Back in control, Alyssa.

But then—I hear it.

The first few notes are unmistakable.

A bright, bouncy synth. Tight rhythm. A stutter of drums.

“You Make My Dreams (Come True).”

Hall & Oates.

My eyes snap open.

What the actual fuck. That song is not part of the playlist. I step out from behind the curtain just in time to see him step to the mic, one hand casually sliding along the fretboard of his guitar.

He lets it roll, effortless, confident. His voice rides the beat like he owns it.

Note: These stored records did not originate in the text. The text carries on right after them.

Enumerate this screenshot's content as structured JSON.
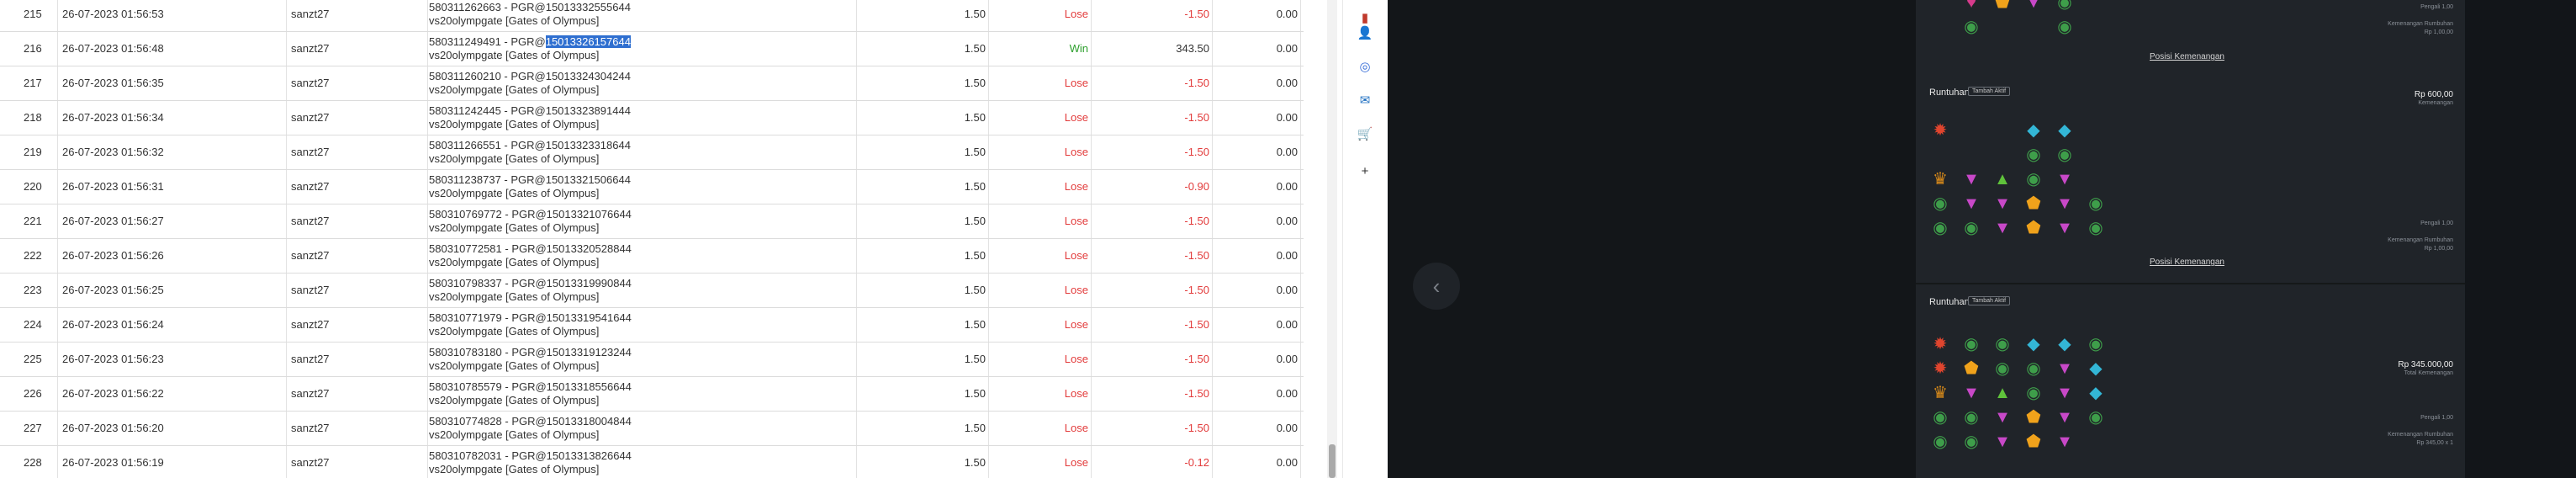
{
  "table": {
    "rows": [
      {
        "no": "215",
        "date": "26-07-2023 01:56:53",
        "user": "sanzt27",
        "id_pre": "580311262663 - PGR@15013332555644",
        "id_hl": "",
        "id_post": "",
        "game": "vs20olympgate [Gates of Olympus]",
        "bet": "1.50",
        "result": "Lose",
        "amount": "-1.50",
        "balance": "0.00"
      },
      {
        "no": "216",
        "date": "26-07-2023 01:56:48",
        "user": "sanzt27",
        "id_pre": "580311249491 - PGR@",
        "id_hl": "15013326157644",
        "id_post": "",
        "game": "vs20olympgate [Gates of Olympus]",
        "bet": "1.50",
        "result": "Win",
        "amount": "343.50",
        "balance": "0.00"
      },
      {
        "no": "217",
        "date": "26-07-2023 01:56:35",
        "user": "sanzt27",
        "id_pre": "580311260210 - PGR@15013324304244",
        "id_hl": "",
        "id_post": "",
        "game": "vs20olympgate [Gates of Olympus]",
        "bet": "1.50",
        "result": "Lose",
        "amount": "-1.50",
        "balance": "0.00"
      },
      {
        "no": "218",
        "date": "26-07-2023 01:56:34",
        "user": "sanzt27",
        "id_pre": "580311242445 - PGR@15013323891444",
        "id_hl": "",
        "id_post": "",
        "game": "vs20olympgate [Gates of Olympus]",
        "bet": "1.50",
        "result": "Lose",
        "amount": "-1.50",
        "balance": "0.00"
      },
      {
        "no": "219",
        "date": "26-07-2023 01:56:32",
        "user": "sanzt27",
        "id_pre": "580311266551 - PGR@15013323318644",
        "id_hl": "",
        "id_post": "",
        "game": "vs20olympgate [Gates of Olympus]",
        "bet": "1.50",
        "result": "Lose",
        "amount": "-1.50",
        "balance": "0.00"
      },
      {
        "no": "220",
        "date": "26-07-2023 01:56:31",
        "user": "sanzt27",
        "id_pre": "580311238737 - PGR@15013321506644",
        "id_hl": "",
        "id_post": "",
        "game": "vs20olympgate [Gates of Olympus]",
        "bet": "1.50",
        "result": "Lose",
        "amount": "-0.90",
        "balance": "0.00"
      },
      {
        "no": "221",
        "date": "26-07-2023 01:56:27",
        "user": "sanzt27",
        "id_pre": "580310769772 - PGR@15013321076644",
        "id_hl": "",
        "id_post": "",
        "game": "vs20olympgate [Gates of Olympus]",
        "bet": "1.50",
        "result": "Lose",
        "amount": "-1.50",
        "balance": "0.00"
      },
      {
        "no": "222",
        "date": "26-07-2023 01:56:26",
        "user": "sanzt27",
        "id_pre": "580310772581 - PGR@15013320528844",
        "id_hl": "",
        "id_post": "",
        "game": "vs20olympgate [Gates of Olympus]",
        "bet": "1.50",
        "result": "Lose",
        "amount": "-1.50",
        "balance": "0.00"
      },
      {
        "no": "223",
        "date": "26-07-2023 01:56:25",
        "user": "sanzt27",
        "id_pre": "580310798337 - PGR@15013319990844",
        "id_hl": "",
        "id_post": "",
        "game": "vs20olympgate [Gates of Olympus]",
        "bet": "1.50",
        "result": "Lose",
        "amount": "-1.50",
        "balance": "0.00"
      },
      {
        "no": "224",
        "date": "26-07-2023 01:56:24",
        "user": "sanzt27",
        "id_pre": "580310771979 - PGR@15013319541644",
        "id_hl": "",
        "id_post": "",
        "game": "vs20olympgate [Gates of Olympus]",
        "bet": "1.50",
        "result": "Lose",
        "amount": "-1.50",
        "balance": "0.00"
      },
      {
        "no": "225",
        "date": "26-07-2023 01:56:23",
        "user": "sanzt27",
        "id_pre": "580310783180 - PGR@15013319123244",
        "id_hl": "",
        "id_post": "",
        "game": "vs20olympgate [Gates of Olympus]",
        "bet": "1.50",
        "result": "Lose",
        "amount": "-1.50",
        "balance": "0.00"
      },
      {
        "no": "226",
        "date": "26-07-2023 01:56:22",
        "user": "sanzt27",
        "id_pre": "580310785579 - PGR@15013318556644",
        "id_hl": "",
        "id_post": "",
        "game": "vs20olympgate [Gates of Olympus]",
        "bet": "1.50",
        "result": "Lose",
        "amount": "-1.50",
        "balance": "0.00"
      },
      {
        "no": "227",
        "date": "26-07-2023 01:56:20",
        "user": "sanzt27",
        "id_pre": "580310774828 - PGR@15013318004844",
        "id_hl": "",
        "id_post": "",
        "game": "vs20olympgate [Gates of Olympus]",
        "bet": "1.50",
        "result": "Lose",
        "amount": "-1.50",
        "balance": "0.00"
      },
      {
        "no": "228",
        "date": "26-07-2023 01:56:19",
        "user": "sanzt27",
        "id_pre": "580310782031 - PGR@15013313826644",
        "id_hl": "",
        "id_post": "",
        "game": "vs20olympgate [Gates of Olympus]",
        "bet": "1.50",
        "result": "Lose",
        "amount": "-0.12",
        "balance": "0.00"
      }
    ]
  },
  "extensions": {
    "icons": [
      "notebook-extension-icon",
      "user-extension-icon",
      "chrome-extension-icon",
      "outlook-icon",
      "cart-icon",
      "add-icon"
    ],
    "add_glyph": "+"
  },
  "game_panel": {
    "back_glyph": "‹",
    "cards": [
      {
        "title": "",
        "badge": "",
        "amount": "",
        "amount_sub": "",
        "small1": "Pengali 1,00",
        "small2": "Kemenangan Rumbuhan",
        "small3": "Rp 1,00,00",
        "link": "Posisi Kemenangan",
        "grid": [
          [
            "",
            "♥",
            "⬟",
            "▼",
            "◉"
          ],
          [
            "",
            "◉",
            "",
            "",
            "◉"
          ]
        ]
      },
      {
        "title": "Runtuhan",
        "badge": "Tambah Aktif",
        "amount": "Rp 600,00",
        "amount_sub": "Kemenangan",
        "small1": "Pengali 1,00",
        "small2": "Kemenangan Rumbuhan",
        "small3": "Rp 1,00,00",
        "link": "Posisi Kemenangan",
        "grid": [
          [
            "✹",
            "",
            "",
            "◆",
            "◆",
            ""
          ],
          [
            "",
            "",
            "",
            "◉",
            "◉",
            ""
          ],
          [
            "♛",
            "▼",
            "▲",
            "◉",
            "▼",
            ""
          ],
          [
            "◉",
            "▼",
            "▼",
            "⬟",
            "▼",
            "◉"
          ],
          [
            "◉",
            "◉",
            "▼",
            "⬟",
            "▼",
            "◉"
          ]
        ]
      },
      {
        "title": "Runtuhan",
        "badge": "Tambah Aktif",
        "amount": "Rp 345.000,00",
        "amount_sub": "Total Kemenangan",
        "small1": "Pengali 1,00",
        "small2": "Kemenangan Rumbuhan",
        "small3": "Rp 345,00 x 1",
        "link": "",
        "grid": [
          [
            "✹",
            "◉",
            "◉",
            "◆",
            "◆",
            "◉"
          ],
          [
            "✹",
            "⬟",
            "◉",
            "◉",
            "▼",
            "◆"
          ],
          [
            "♛",
            "▼",
            "▲",
            "◉",
            "▼",
            "◆"
          ],
          [
            "◉",
            "◉",
            "▼",
            "⬟",
            "▼",
            "◉"
          ],
          [
            "◉",
            "◉",
            "▼",
            "⬟",
            "▼",
            ""
          ]
        ]
      }
    ]
  },
  "colors": {
    "lose": "#e23b3b",
    "win": "#2c9f2c",
    "highlight": "#2f6fd0",
    "panel_bg": "#16191d"
  }
}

Light, playful, toeing the line between homage and flirtation.

And somehow—somehow—he doesn’t butcher it.

He makes it work.

The crowd responds immediately. Heads turn. Feet tap. A few guests let out little whoops of recognition. The energy lifts, and I swear, the dance floor lights up like someone flipped a switch.

He meets my eyes again mid-verse. A split second. That smile again which is impossibly fucking charming and infuriating.

See? It says. I know them. I know you were watching. I fucking know it.

I glance down at my clipboard, but it’s useless now. The checklist might as well be written in a foreign language. None of it matters when he’s singing like that. When his voice carries across the ballroom with enough warmth to crack through every defense I’ve spent years perfecting.

His foot taps once. Twice. The drummer follows. The whole band falls into rhythm like they’ve been playing together forever. There’s a lightness in the air that wasn’t here before. A pull.

And I feel myself moving toward it.

Not physically. Not yet. But internally—there’s a shift. A surrender I didn’t authorize.

Stop it. This doesn’t mean anything.

It’s just a song.

Just a man.

Just a voice.

But my pulse has other ideas. My feet itch to move. My hands feel too empty. I clutch the clipboard tighter like it might ground me again.

It’s good.

It’s fucking good.

It shouldn’t matter. He’ll be gone by morning. And I’ll pretend that this never happened. That it doesn’t matter at all.